Je déjeune très légèrement les jours de course. Comme la plupart des pilotes. Un peu de viande froide avec de l’eau gazeuse et quelques gâteaux secs me suffisent. L’après-midi commence. Les voitures du groupe 1 se mettent en place, par ordre de numéros. Les Autobianchi, Simca Rallye 2 pour commencer, les autres voitures de la classe 1300 - 1600 cm3 ensuite. Puis les 2 litres et les 3 litres. Je suis le dernier à partir dans la classe 1300 – 1600. Juste devant Thierry Nauleau, le premier à prendre le départ dans la classe des 1600 – 2000 cm3. Thierry vient de racheter l’Alfa Roméo 2000 GTV de Jacques Coquet, une figure des courses dans l’Ouest. C’est le beau-frère de Jacques Letertre, habitué des épreuves de l’Ouest avec une autre Alfa décorée aux couleurs de KB Jardin. Thierry a à peu près mon âge. Nous avons sympathisé dès les essais. Je garde un bon souvenir de ce pilote plusieurs fois revu sur des épreuves de l’Ouest mais perdu de vue depuis. Au moment de prendre le départ de la première montée, nous ne pensons pas à échanger des anecdotes sur notre passion de la course. Je suis casqué et sanglé dans ma Golf GTI, aux ordres du chronométreur qui vient de lancer la voiture qui me précède. Il va m’appeler sur la ligne de départ pour le décompte des 30 secondes. J’ai l’habitude de la procédure. Mais au lieu de me faire signe d’avancer, il croise et écarte les bras, m’ordonnant au contraire de rester sur place. Un commissaire s’approche. J’ouvre la portière. Il me dit que je peux couper le moteur. Une sortie de route vient de se produire. Le directeur de course se rend sur place. Une interruption de plusieurs minutes est à prévoir. Je sors de la voiture et j’enlève mon casque. Thierry Nauleau fait de même. Ces moments sont toujours pénibles. Tout le monde se demande si un copain ne s’est pas fait mal. Surtout ici où l’accident de l’année dernière a rappelé que la course automobile est parfois dangereuse. Je bavarde avec Thierry. Je ne sais plus précisément de quoi. Trente-trois années ont passé depuis. Je crois que nous avons parlé de son Alfa et de nos projets pour la saison suivante.

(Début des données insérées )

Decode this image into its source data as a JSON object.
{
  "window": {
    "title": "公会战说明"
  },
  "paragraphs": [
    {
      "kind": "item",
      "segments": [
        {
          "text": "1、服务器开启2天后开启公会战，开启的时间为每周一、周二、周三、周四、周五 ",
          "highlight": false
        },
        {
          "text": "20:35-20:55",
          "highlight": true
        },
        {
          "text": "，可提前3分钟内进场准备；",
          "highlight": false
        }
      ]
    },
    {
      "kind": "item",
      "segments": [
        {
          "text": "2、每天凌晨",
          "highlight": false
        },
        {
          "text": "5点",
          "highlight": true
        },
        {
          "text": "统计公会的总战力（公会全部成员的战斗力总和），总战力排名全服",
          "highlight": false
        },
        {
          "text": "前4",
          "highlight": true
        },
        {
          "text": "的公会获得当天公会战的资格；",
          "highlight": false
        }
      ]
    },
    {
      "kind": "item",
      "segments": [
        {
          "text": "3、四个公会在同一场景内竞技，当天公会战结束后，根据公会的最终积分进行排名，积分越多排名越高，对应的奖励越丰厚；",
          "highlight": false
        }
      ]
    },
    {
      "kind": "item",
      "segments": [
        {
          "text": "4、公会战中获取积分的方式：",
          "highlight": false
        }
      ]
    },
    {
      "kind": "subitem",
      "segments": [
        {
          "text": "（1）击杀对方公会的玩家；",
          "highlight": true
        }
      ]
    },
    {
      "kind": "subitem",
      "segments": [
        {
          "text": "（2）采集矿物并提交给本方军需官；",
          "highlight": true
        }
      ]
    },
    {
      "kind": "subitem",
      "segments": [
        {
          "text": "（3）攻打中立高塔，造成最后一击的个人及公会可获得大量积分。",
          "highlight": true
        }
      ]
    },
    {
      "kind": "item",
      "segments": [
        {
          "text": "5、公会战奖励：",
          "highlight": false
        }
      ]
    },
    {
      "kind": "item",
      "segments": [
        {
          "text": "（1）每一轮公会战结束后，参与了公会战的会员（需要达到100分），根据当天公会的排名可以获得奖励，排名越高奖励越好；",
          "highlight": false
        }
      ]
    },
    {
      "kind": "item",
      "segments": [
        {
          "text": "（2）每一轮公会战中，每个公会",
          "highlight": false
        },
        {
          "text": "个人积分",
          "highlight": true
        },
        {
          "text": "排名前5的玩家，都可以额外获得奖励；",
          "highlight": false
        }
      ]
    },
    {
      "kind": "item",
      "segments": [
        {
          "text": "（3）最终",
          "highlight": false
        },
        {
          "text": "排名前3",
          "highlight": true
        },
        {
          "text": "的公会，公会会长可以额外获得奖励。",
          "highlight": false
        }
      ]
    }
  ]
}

Les commissaires de course nous rassurent rapidement. La sortie de piste n’est pas grave. Pas de bobo pour le pilote. Il nous invite à nous préparer. La course va bientôt repartir. Nous remettons les cagoules, les casques, les gants, nous remontons dans les autos, attachons les harnais, remettons les moteurs en route. Je suis parfaitement concentré. Je sais contrôler mon émotivité (au moins depuis l’adolescence) et j’ai toujours eu une bonne capacité de concentration. Ça y est. Le décompte commence. Le starter me libère. Je sais ce que j’ai à faire. Je passe la chicane sans perdre de temps. Je franchis chaque virage comme j’avais prévu de le faire, y compris celui où je plonge très largement dans l’accotement. Contrairement à Saint-Gouëno la semaine précédente, tout se passe comme je l’ai voulu. Je m’arrête au parc d’arrivée. J’attends mon temps. Il me convient parfaitement. Premier de ma classe et provisoirement premier de groupe. Les 2 litres et les 3 litres vont arriver. Parmi eux, Jacky Ravenel et sa Commodore… Thierry Nauleau est arrivé. Son temps tombe. Il est derrière moi. C’est sa première course. Il apprend sans prendre de risque excessif. Il a raison. Il possède un potentiel certain. Ce serait dommage de casser l’auto à la première sortie. La seconde montée se déroule très bien aussi. J’améliore un peu mon temps. Finalement, je gagne largement ma classe et je termine 3ème de groupe, derrière la puissante Commodore GSE de Jacky Ravenel, un des rois de la montagne, et la Kadett GTE de Parenthoen qui est aussi dans une classe de cylindrée supérieure. Je me dis qu’en prenant plus de risques, j’aurais peut-être pu aller chercher Parenthoen, mais il ne faut pas oublier que le mieux est l’ennemi du bien.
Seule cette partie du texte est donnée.